If the city accepted the union's desire to tentatively agree to the pension plan in August, the item no longer would have been included in the special magistrate's recommendation. The item would have gone to the union's members for possible approval, and if members declined to ratify the agreement, the contract would revert to the current language.

"We agreed it was a ruse to circumvent the statutory impact ... and maintain benefits for a longer period," Reinke said.

The union promptly filed an unfair labor practices complaint with PERC.

That complaint states the city "refused to bargain in good faith by unlawfully rejecting the union's timely acceptance of its pension proposal and by deeming the parties to still be at impasse over the pension issue."

The city fired back and filed its own unfair labor practice complaint with the state agency. That complaint states the "union's motivation in agreeing to the city's pension proposal under these circumstances was to remove the issue from the impasse process in an attempt to frustrate the statutory impasse process."

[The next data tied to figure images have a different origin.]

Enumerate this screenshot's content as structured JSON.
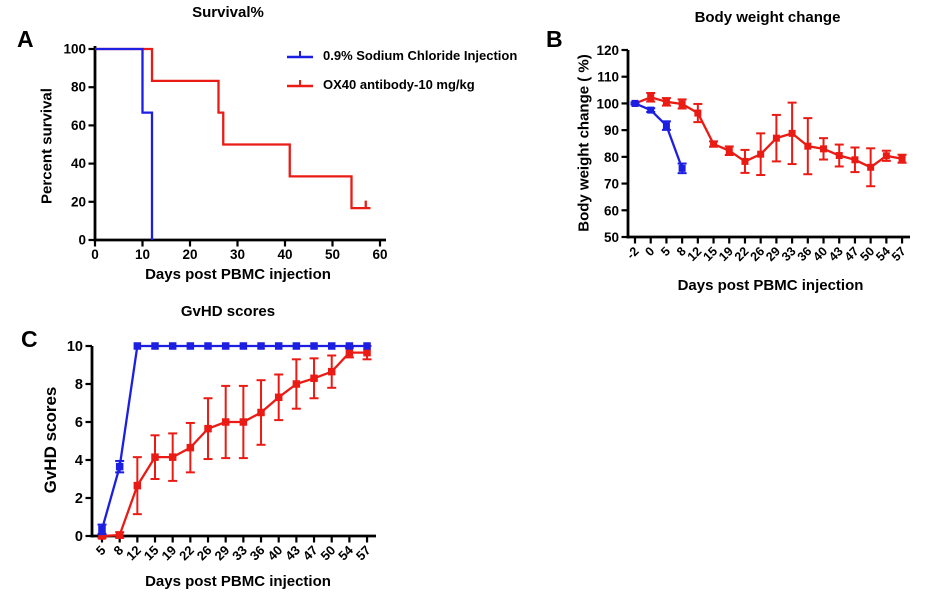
{
  "colors": {
    "blue": "#1c1fe2",
    "red": "#ea1b14",
    "axis": "#000000"
  },
  "panels": [
    {
      "id": "A",
      "label": "A",
      "title": "Survival%",
      "xlabel": "Days post PBMC injection",
      "ylabel": "Percent survival",
      "legend": [
        {
          "label": "0.9% Sodium Chloride Injection",
          "color": "#1c1fe2"
        },
        {
          "label": "OX40 antibody-10 mg/kg",
          "color": "#ea1b14"
        }
      ]
    },
    {
      "id": "B",
      "label": "B",
      "title": "Body weight change",
      "xlabel": "Days post PBMC injection",
      "ylabel": "Body weight change ( %)"
    },
    {
      "id": "C",
      "label": "C",
      "title": "GvHD scores",
      "xlabel": "Days post PBMC injection",
      "ylabel": "GvHD scores"
    }
  ],
  "chart_data": [
    {
      "type": "line",
      "subtype": "kaplan-meier-step",
      "panel": "A",
      "title": "Survival%",
      "xlabel": "Days post PBMC injection",
      "ylabel": "Percent survival",
      "xlim": [
        0,
        60
      ],
      "ylim": [
        0,
        100
      ],
      "xticks": [
        0,
        10,
        20,
        30,
        40,
        50,
        60
      ],
      "yticks": [
        0,
        20,
        40,
        60,
        80,
        100
      ],
      "legend_position": "upper right outside",
      "grid": false,
      "series": [
        {
          "name": "0.9% Sodium Chloride Injection",
          "color": "#1c1fe2",
          "steps": [
            [
              0,
              100
            ],
            [
              10,
              100
            ],
            [
              10,
              66.7
            ],
            [
              12,
              66.7
            ],
            [
              12,
              0
            ]
          ]
        },
        {
          "name": "OX40 antibody-10 mg/kg",
          "color": "#ea1b14",
          "steps": [
            [
              0,
              100
            ],
            [
              12,
              100
            ],
            [
              12,
              83.3
            ],
            [
              26,
              83.3
            ],
            [
              26,
              66.7
            ],
            [
              27,
              66.7
            ],
            [
              27,
              50
            ],
            [
              41,
              50
            ],
            [
              41,
              33.3
            ],
            [
              54,
              33.3
            ],
            [
              54,
              16.7
            ],
            [
              58,
              16.7
            ]
          ],
          "censor_ticks": [
            [
              57,
              16.7
            ]
          ]
        }
      ]
    },
    {
      "type": "line",
      "subtype": "mean-sd-errorbars",
      "panel": "B",
      "title": "Body weight change",
      "xlabel": "Days post PBMC injection",
      "ylabel": "Body weight change ( %)",
      "ylim": [
        50,
        120
      ],
      "yticks": [
        50,
        60,
        70,
        80,
        90,
        100,
        110,
        120
      ],
      "categories": [
        "-2",
        "0",
        "5",
        "8",
        "12",
        "15",
        "19",
        "22",
        "26",
        "29",
        "33",
        "36",
        "40",
        "43",
        "47",
        "50",
        "54",
        "57"
      ],
      "grid": false,
      "series": [
        {
          "name": "0.9% Sodium Chloride Injection",
          "color": "#1c1fe2",
          "values": [
            100,
            97.5,
            91.7,
            75.7
          ],
          "errors": [
            0.4,
            0.7,
            1.6,
            1.8
          ]
        },
        {
          "name": "OX40 antibody-10 mg/kg",
          "color": "#ea1b14",
          "values": [
            100,
            102.3,
            100.6,
            99.8,
            96.4,
            84.8,
            82.3,
            78.3,
            81.0,
            87.0,
            88.8,
            84.0,
            83.0,
            80.5,
            78.9,
            76.1,
            80.4,
            79.3
          ],
          "errors": [
            0,
            1.6,
            1.4,
            1.7,
            3.4,
            1.0,
            1.6,
            4.3,
            7.8,
            8.7,
            11.5,
            10.5,
            4.0,
            4.1,
            4.6,
            7.1,
            1.9,
            1.5
          ]
        }
      ]
    },
    {
      "type": "line",
      "subtype": "mean-sd-errorbars",
      "panel": "C",
      "title": "GvHD scores",
      "xlabel": "Days post PBMC injection",
      "ylabel": "GvHD scores",
      "ylim": [
        0,
        10
      ],
      "yticks": [
        0,
        2,
        4,
        6,
        8,
        10
      ],
      "categories": [
        "5",
        "8",
        "12",
        "15",
        "19",
        "22",
        "26",
        "29",
        "33",
        "36",
        "40",
        "43",
        "47",
        "50",
        "54",
        "57"
      ],
      "grid": false,
      "series": [
        {
          "name": "0.9% Sodium Chloride Injection",
          "color": "#1c1fe2",
          "values": [
            0.35,
            3.65,
            10,
            10,
            10,
            10,
            10,
            10,
            10,
            10,
            10,
            10,
            10,
            10,
            10,
            10
          ],
          "errors": [
            0.25,
            0.3,
            0,
            0,
            0,
            0,
            0,
            0,
            0,
            0,
            0,
            0,
            0,
            0,
            0,
            0
          ]
        },
        {
          "name": "OX40 antibody-10 mg/kg",
          "color": "#ea1b14",
          "values": [
            0,
            0.05,
            2.65,
            4.15,
            4.15,
            4.65,
            5.65,
            6.0,
            6.0,
            6.5,
            7.3,
            8.0,
            8.3,
            8.65,
            9.65,
            9.65
          ],
          "errors": [
            0.1,
            0.15,
            1.5,
            1.15,
            1.25,
            1.3,
            1.6,
            1.9,
            1.9,
            1.7,
            1.2,
            1.3,
            1.05,
            0.85,
            0.25,
            0.35
          ]
        }
      ]
    }
  ]
}
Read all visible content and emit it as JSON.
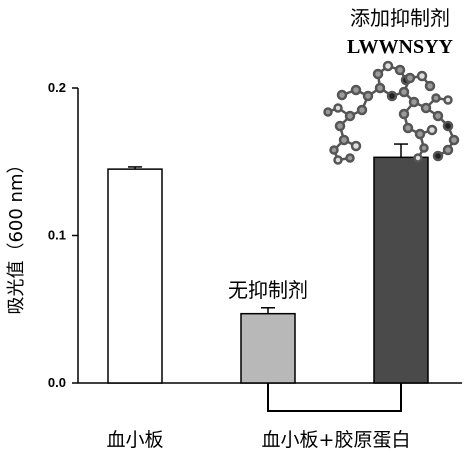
{
  "chart_data": {
    "type": "bar",
    "categories": [
      "血小板",
      "",
      ""
    ],
    "values": [
      0.145,
      0.047,
      0.153
    ],
    "errors": [
      0.0015,
      0.004,
      0.009
    ],
    "bar_colors": [
      "#ffffff",
      "#b8b8b8",
      "#4a4a4a"
    ],
    "ylabel": "吸光值（600 nm）",
    "ylim": [
      0,
      0.2
    ],
    "yticks": [
      0.0,
      0.1,
      0.2
    ],
    "ytick_labels": [
      "0.0",
      "0.1",
      "0.2"
    ],
    "grid": false,
    "group_label": "血小板+胶原蛋白",
    "annotations": {
      "no_inhibitor": "无抑制剂",
      "with_inhibitor": "添加抑制剂",
      "peptide": "LWWNSYY"
    }
  }
}
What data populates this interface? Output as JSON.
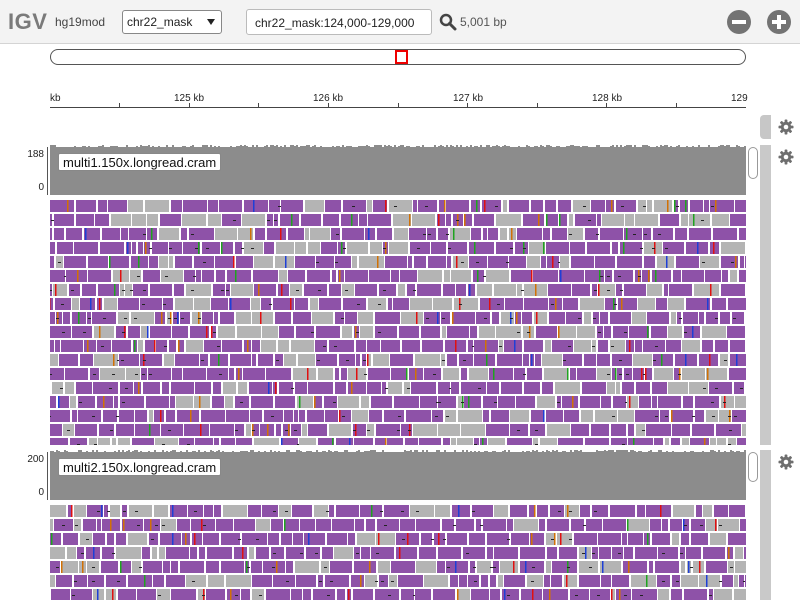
{
  "app": {
    "logo": "IGV",
    "genome": "hg19mod"
  },
  "navbar": {
    "chromosome": "chr22_mask",
    "locus": "chr22_mask:124,000-129,000",
    "window_size": "5,001 bp",
    "icons": {
      "search": "search-icon",
      "zoom_out": "zoom-out-icon",
      "zoom_in": "zoom-in-icon"
    }
  },
  "ruler": {
    "labels": [
      "kb",
      "125 kb",
      "126 kb",
      "127 kb",
      "128 kb",
      "129"
    ]
  },
  "tracks": [
    {
      "name": "multi1.150x.longread.cram",
      "coverage_max": "188",
      "coverage_min": "0"
    },
    {
      "name": "multi2.150x.longread.cram",
      "coverage_max": "200",
      "coverage_min": "0"
    }
  ],
  "colors": {
    "coverage": "#8c8c8c",
    "read_forward": "#8e52a8",
    "read_reverse": "#b4b4b4",
    "mismatch_a": "#1fa31f",
    "mismatch_c": "#1e3fd6",
    "mismatch_g": "#d17105",
    "mismatch_t": "#e01010",
    "locus_box": "#e00000"
  }
}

Nadelman said the union isn't trying to circumvent the process; instead, the team is trying to get an agreement after months of negotiations.

"We were hoping it was going to be over," he said. "It's definitely a morale killer."

Nadelman said he wouldn't be surprised if the prolonged negotiations — and the lack of an updated contract — means the department will lose staff, especially employees who have been there for less than five years. Those firefighters, Nadelman said, are getting an entry-level salary because of pay freezes with no movement in the foreseeable future.

And while the department is hiring, Nadelman said he doesn't think those new hires will stick around for long.

"You hire someone who doesn't have a job, but who may not want to be here," he said. "They're going to take the job and they're going to continue to look for another."

Several Naples City Council members declined to comment on the status of the contact, citing ongoing negotiations and the unfair labor practice complaints.

"It's pretty much by the book for the tactics they're using," Mayor John Sorey said about prolonged contract negotiations. "I have been involved in a number of union negotiations and this isn't any different. Nothing that's happened has surprised me based on the negotiations I've been in before."

Sorey said council members respect the process and don't think the current battle over the firefighters' contract will have an effect on future negotiations with the city's other unions.

The special magistrate's recommendation is expected to be handed down in the next few days. If both sides don't accept the magistrate's proposal, the city could impose a contract on firefighters.

A hearing is set for Dec. 18 for a PERC hearing officer to review both the union's and city's unfair labor practice complaints.